Publication year - 2001
Publication title -
veterinary ophthalmology
Language(s) - English
Resource type - Journals
SCImago Journal Rank - 0.594
H-Index - 50
eISSN - 1463-5224
pISSN - 1463-5216
DOI - 10.1046/j.1463-5216.2001.00168.x
Subject(s) - excitotoxicity , axotomy , optic nerve , retinal ganglion cell , glutamate receptor , nmda receptor , neuroscience , ganglion , giant retinal ganglion cells , biology , microbiology and biotechnology , receptor , central nervous system , biochemistry
Axonal trauma leads to a series of pathologic events that can culminate in neuronal death.
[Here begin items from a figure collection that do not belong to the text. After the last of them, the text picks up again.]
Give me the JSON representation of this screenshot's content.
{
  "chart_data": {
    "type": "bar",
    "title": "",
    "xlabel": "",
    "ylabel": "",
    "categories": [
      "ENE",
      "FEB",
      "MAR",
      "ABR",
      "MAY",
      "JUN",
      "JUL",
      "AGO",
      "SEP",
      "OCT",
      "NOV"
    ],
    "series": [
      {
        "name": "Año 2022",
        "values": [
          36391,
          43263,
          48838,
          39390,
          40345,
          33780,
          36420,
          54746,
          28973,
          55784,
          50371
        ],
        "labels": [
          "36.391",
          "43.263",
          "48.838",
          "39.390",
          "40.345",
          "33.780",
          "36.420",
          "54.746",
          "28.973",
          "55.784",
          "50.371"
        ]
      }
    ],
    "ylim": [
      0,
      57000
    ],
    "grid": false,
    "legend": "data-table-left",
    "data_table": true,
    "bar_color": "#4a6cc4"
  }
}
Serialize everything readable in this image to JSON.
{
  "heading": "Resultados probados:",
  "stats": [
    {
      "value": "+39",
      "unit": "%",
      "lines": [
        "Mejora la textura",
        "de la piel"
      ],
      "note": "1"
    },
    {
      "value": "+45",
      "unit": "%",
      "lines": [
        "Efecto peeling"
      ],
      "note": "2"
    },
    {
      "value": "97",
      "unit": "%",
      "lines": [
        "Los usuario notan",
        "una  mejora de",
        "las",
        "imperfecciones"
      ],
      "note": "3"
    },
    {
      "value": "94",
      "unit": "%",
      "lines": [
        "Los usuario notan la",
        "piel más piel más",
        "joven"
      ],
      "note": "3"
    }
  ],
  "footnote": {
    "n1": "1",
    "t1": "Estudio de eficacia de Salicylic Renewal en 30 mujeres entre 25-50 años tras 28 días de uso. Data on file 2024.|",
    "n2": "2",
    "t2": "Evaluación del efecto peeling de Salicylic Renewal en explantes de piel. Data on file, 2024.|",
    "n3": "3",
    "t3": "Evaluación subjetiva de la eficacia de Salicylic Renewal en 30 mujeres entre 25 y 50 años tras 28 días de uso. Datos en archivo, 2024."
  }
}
Although the precise mechanisms of retinal ganglion cell death after optic nerve crush in the rat model have not been elucidated, glutamate antagonists can protect retinal ganglion cells after optic nerve axotomy. We therefore explored whether a glutamate congener was toxic if applied directly within the optic nerve, or if toxicity depended upon an interaction at the cell body level. NMDA reduced retinal ganglion cell survival when applied directly into the rat optic nerve. Glutamate can be toxic if administered within the optic nerve; a direct effect at the cell body is not necessary. Future work will help to additionally unravel the steps by which axotomy induces excitotoxic damage to ganglion cells, and perhaps indicate protective interventions.